May 18, 2008 12:19
Really good essay in this month's Harper's. Here are some choice bits:
This is the paradigm--the relational model that shapes so much of our public life. Its primary components are intimidation and fear. It is essentially authoritarian. If not principally about the abuse of power, it rests, nonetheless, on a generally accepted notion of power's priveleges. Of its inherent rights. The Rights of Man? Please. The average man has the right to get rich so that he too can sit behind a desk wearing an absurd haircut, yelling, "You're fired!" or refuse to take any more questions, so that he too--when the great day comes--can pour boiling oil on the plebes at the base of the castle wall, each and every one of whom accepts his right to do so, and aspires to the honor.
[...]
What kind of culture defines "maturity" as the time when young men and women sacrifice principle to prudence, when they pledge allegiance to the boss in the name of self-promotion and "realism"? What kind of culture defines adulthood as the moment when the self goes undergroung? One answer might be the military one. The problem is that while unthinking loyalty to one's commanding officer may be necessary in war, it is disastrous outside of it. Why? Because loyalty, by definition, qualifies individualism, discouraging the expression of individual opinion, recasting honesty as a type of betrayal. Because loyalty to power, rather than to what one believes to be true or right, is fatally undemocratic, and can lead to the most horrendous abuses.

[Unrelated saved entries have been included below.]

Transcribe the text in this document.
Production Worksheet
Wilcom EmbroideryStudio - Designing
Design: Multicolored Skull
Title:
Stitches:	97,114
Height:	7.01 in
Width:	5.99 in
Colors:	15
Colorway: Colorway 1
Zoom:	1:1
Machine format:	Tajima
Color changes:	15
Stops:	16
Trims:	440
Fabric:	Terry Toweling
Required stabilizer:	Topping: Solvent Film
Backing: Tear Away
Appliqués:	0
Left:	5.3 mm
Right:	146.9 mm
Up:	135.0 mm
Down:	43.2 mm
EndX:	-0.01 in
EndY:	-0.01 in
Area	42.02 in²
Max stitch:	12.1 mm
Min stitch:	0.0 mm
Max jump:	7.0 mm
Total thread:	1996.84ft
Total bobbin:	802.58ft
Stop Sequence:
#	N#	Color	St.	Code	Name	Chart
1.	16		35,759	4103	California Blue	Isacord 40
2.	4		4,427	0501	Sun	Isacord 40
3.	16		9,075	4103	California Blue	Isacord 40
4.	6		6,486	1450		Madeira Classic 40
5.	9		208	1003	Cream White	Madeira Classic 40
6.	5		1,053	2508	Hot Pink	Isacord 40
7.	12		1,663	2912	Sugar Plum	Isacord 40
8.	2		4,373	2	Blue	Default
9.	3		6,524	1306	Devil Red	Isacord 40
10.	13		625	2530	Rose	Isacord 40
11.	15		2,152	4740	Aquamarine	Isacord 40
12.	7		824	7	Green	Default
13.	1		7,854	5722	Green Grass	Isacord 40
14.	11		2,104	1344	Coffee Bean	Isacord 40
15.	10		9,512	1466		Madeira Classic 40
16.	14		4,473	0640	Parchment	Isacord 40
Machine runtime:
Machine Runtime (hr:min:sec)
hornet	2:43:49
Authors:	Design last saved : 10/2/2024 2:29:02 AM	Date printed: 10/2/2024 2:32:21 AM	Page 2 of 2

Powell's excuse--that he did not want to betray the ethic of the loyal soldier--was precisely the one used by the defendants at Nuremberg, and if you say that the analogy is a reckless one, that Colin Powell is no Rudolf Hess but a generally decent man--an A student, a team player, a loyal employee, a good soldier--I'll agree, and say only this: God save us from men and women like him, for they will do almost anything in the name of "loyalty." Something to consider, perhaps, as the nation contemplates the presidency of John McCain, a member of our warrior class for whom loyalty constitutes the highest possible virtue.
[...]
Tyranny isn't something up ahead; it's right here. It's in the soil, in the very air we breathe. It's the other climate change, and no less real. The old tyranny, from which we emerged as a nation, has been transformed by the wonder-working ways of time and advertising into a powdered wig, a tricorn hat, and the God-given freedom to burn hot dogs; the new tyranny, meanwhile--infinitely more dangerous, Made in America--looms just ahead, so large as to be very nearly invisible.
Truly excellent piece. I highly recommend it.